Galvanic Cells & Cell Potential
How a spontaneous redox reaction, split into two beakers, becomes a working battery — and how to predict its voltage.
Drop a strip of zinc into copper sulfate and the zinc slowly dissolves while copper plates out — a spontaneous reaction that just wastes its energy as heat. But separate the two halves into different beakers and force the electrons to travel through a wire to get from one to the other, and that same reaction lights a bulb. That's a battery.

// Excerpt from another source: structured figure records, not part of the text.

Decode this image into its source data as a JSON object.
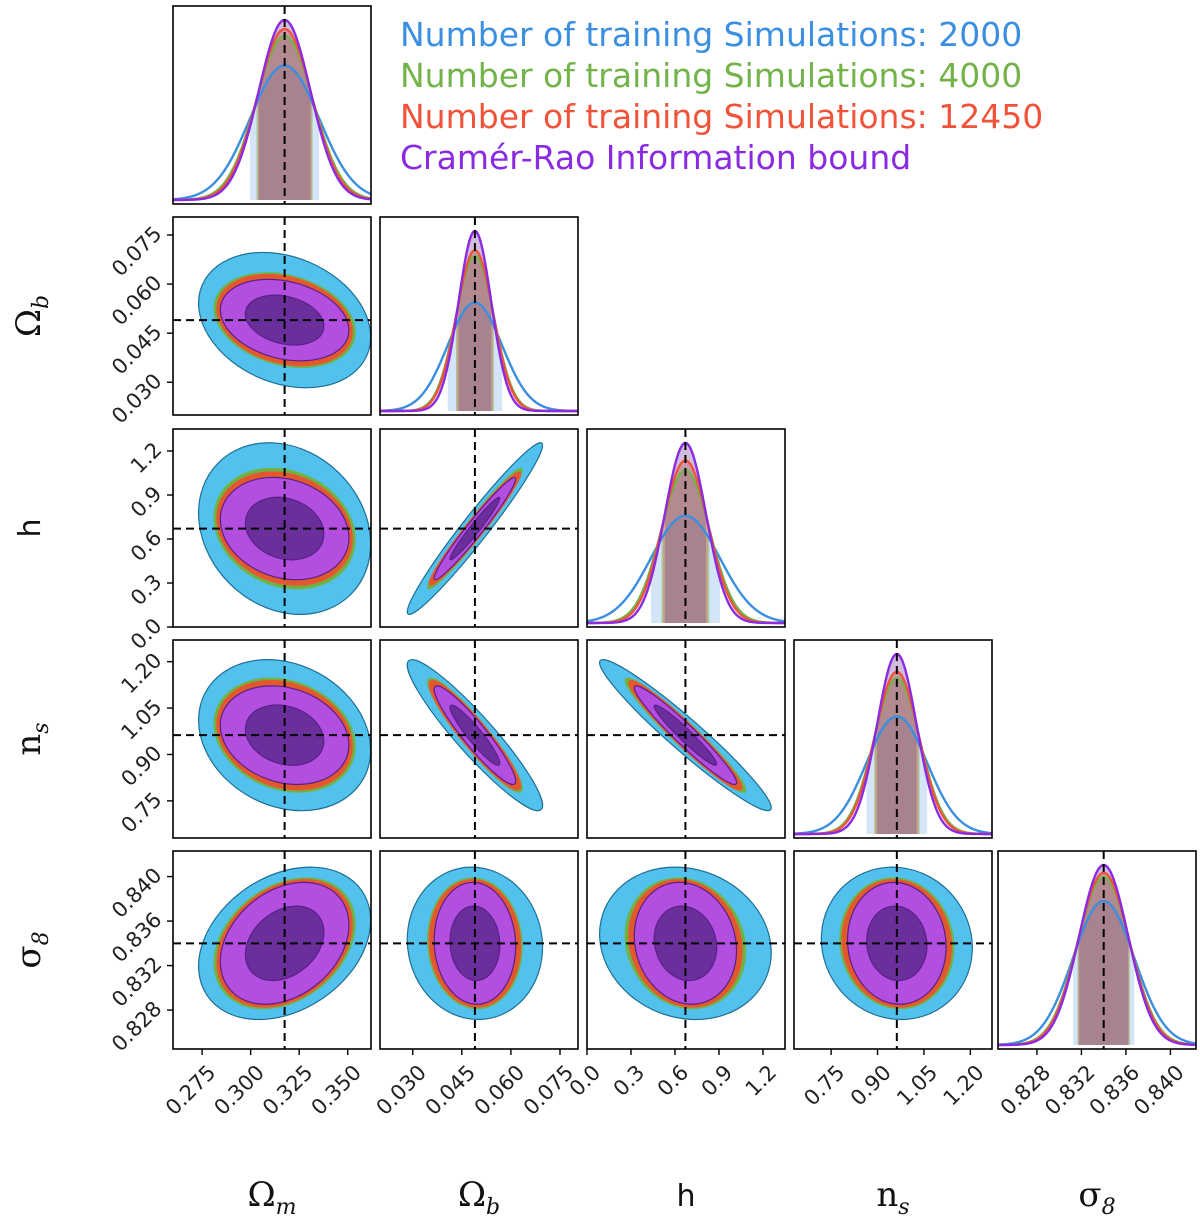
{
  "chart_data": {
    "type": "corner",
    "params": [
      {
        "key": "Om",
        "label_main": "Ω",
        "label_sub": "m",
        "truth": 0.3175,
        "lim": [
          0.26,
          0.362
        ],
        "ticks": [
          "0.275",
          "0.300",
          "0.325",
          "0.350"
        ],
        "tick_values": [
          0.275,
          0.3,
          0.325,
          0.35
        ]
      },
      {
        "key": "Ob",
        "label_main": "Ω",
        "label_sub": "b",
        "truth": 0.049,
        "lim": [
          0.02,
          0.0805
        ],
        "ticks": [
          "0.030",
          "0.045",
          "0.060",
          "0.075"
        ],
        "tick_values": [
          0.03,
          0.045,
          0.06,
          0.075
        ]
      },
      {
        "key": "h",
        "label_main": "h",
        "label_sub": "",
        "truth": 0.6711,
        "lim": [
          0.0,
          1.35
        ],
        "ticks": [
          "0.0",
          "0.3",
          "0.6",
          "0.9",
          "1.2"
        ],
        "tick_values": [
          0.0,
          0.3,
          0.6,
          0.9,
          1.2
        ]
      },
      {
        "key": "ns",
        "label_main": "n",
        "label_sub": "s",
        "truth": 0.9624,
        "lim": [
          0.63,
          1.27
        ],
        "ticks": [
          "0.75",
          "0.90",
          "1.05",
          "1.20"
        ],
        "tick_values": [
          0.75,
          0.9,
          1.05,
          1.2
        ]
      },
      {
        "key": "s8",
        "label_main": "σ",
        "label_sub": "8",
        "truth": 0.834,
        "lim": [
          0.8245,
          0.8423
        ],
        "ticks": [
          "0.828",
          "0.832",
          "0.836",
          "0.840"
        ],
        "tick_values": [
          0.828,
          0.832,
          0.836,
          0.84
        ]
      }
    ],
    "series": [
      {
        "name": "Number of training Simulations: 2000",
        "color": "#3b8fe0",
        "fill": "#4fc3ef",
        "sigma": [
          0.0178,
          0.0083,
          0.235,
          0.098,
          0.00275
        ]
      },
      {
        "name": "Number of training Simulations: 4000",
        "color": "#73b34a",
        "fill": "#6cb33f",
        "sigma": [
          0.0146,
          0.0058,
          0.165,
          0.074,
          0.00236
        ]
      },
      {
        "name": "Number of training Simulations: 12450",
        "color": "#f0533a",
        "fill": "#e0582b",
        "sigma": [
          0.014,
          0.0056,
          0.155,
          0.071,
          0.0023
        ]
      },
      {
        "name": "Cramér-Rao Information bound",
        "color": "#8a2be2",
        "fill": "#9b3fd1",
        "sigma": [
          0.0133,
          0.005,
          0.14,
          0.064,
          0.0022
        ]
      }
    ],
    "correlations": [
      [
        "Ob",
        "Om",
        -0.25
      ],
      [
        "h",
        "Om",
        -0.18
      ],
      [
        "h",
        "Ob",
        0.97
      ],
      [
        "ns",
        "Om",
        -0.2
      ],
      [
        "ns",
        "Ob",
        -0.93
      ],
      [
        "ns",
        "h",
        -0.96
      ],
      [
        "s8",
        "Om",
        0.3
      ],
      [
        "s8",
        "Ob",
        -0.05
      ],
      [
        "s8",
        "h",
        -0.12
      ],
      [
        "s8",
        "ns",
        -0.06
      ]
    ]
  }
}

Splitting a reaction to harvest its electrons
In the reaction Zn + Cu²⁺ → Zn²⁺ + Cu, zinc is oxidized and copper(II) is reduced. If the zinc metal and the copper ions touch, electrons jump directly and the energy is lost as heat. A galvanic cell (also called a voltaic cell) keeps them apart in two half-cells and forces the electrons to travel through an external wire — where we can put them to work.
One beaker holds a zinc electrode in Zn²⁺ solution; the other holds a copper electrode in Cu²⁺ solution. A wire connects the electrodes, and a salt bridge connects the solutions.
What the salt bridge is for
As zinc dissolves, the anode beaker fills with extra positive Zn²⁺ and would build up positive charge; the cathode beaker loses Cu²⁺ and would go negative. Either imbalance would instantly stop the electron flow. The salt bridge (a tube of inert ions like K⁺ and NO₃⁻) fixes this: negative ions drift toward the anode and positive ions toward the cathode, keeping both beakers neutral so current keeps flowing.
Cell potential: the electrical push
Each half-reaction has a standard reduction potential, E°, measured in volts against a common reference (the standard hydrogen electrode). The bigger the E°, the more that species 'wants' to be reduced. The overall cell potential is the difference between the two:
- The more positive potential is reduced (it's the cathode): copper, at +0.34 V. The other is oxidized (anode): zinc.
- So cathode = Cu (Cu²⁺ + 2e⁻ → Cu); anode = Zn (Zn → Zn²⁺ + 2e⁻).
- E°cell = E°cathode − E°anode = (+0.34) − (−0.76).
- = 0.34 + 0.76 = +1.10 V.
- Cathode (reduction) is the more positive half: silver, +0.80 V. Anode is zinc, −0.76 V.
- E°cell = E°cathode − E°anode = (+0.80) − (−0.76).
- = 0.80 + 0.76 = +1.56 V. Positive, so the cell is spontaneous.
Check your understanding
- A galvanic (voltaic) cell turns a spontaneous redox reaction into electricity using two half-cells.
- An Ox, Red Cat: oxidation at the anode, reduction at the cathode.
- Electrons flow anode → cathode through the external WIRE; ions move through the salt bridge.
- In a galvanic cell the anode is negative and the cathode is positive (this flips in electrolysis).
- E°cell = E°cathode − E°anode; a positive E°cell means a spontaneous cell (ΔG° = −nFE°cell).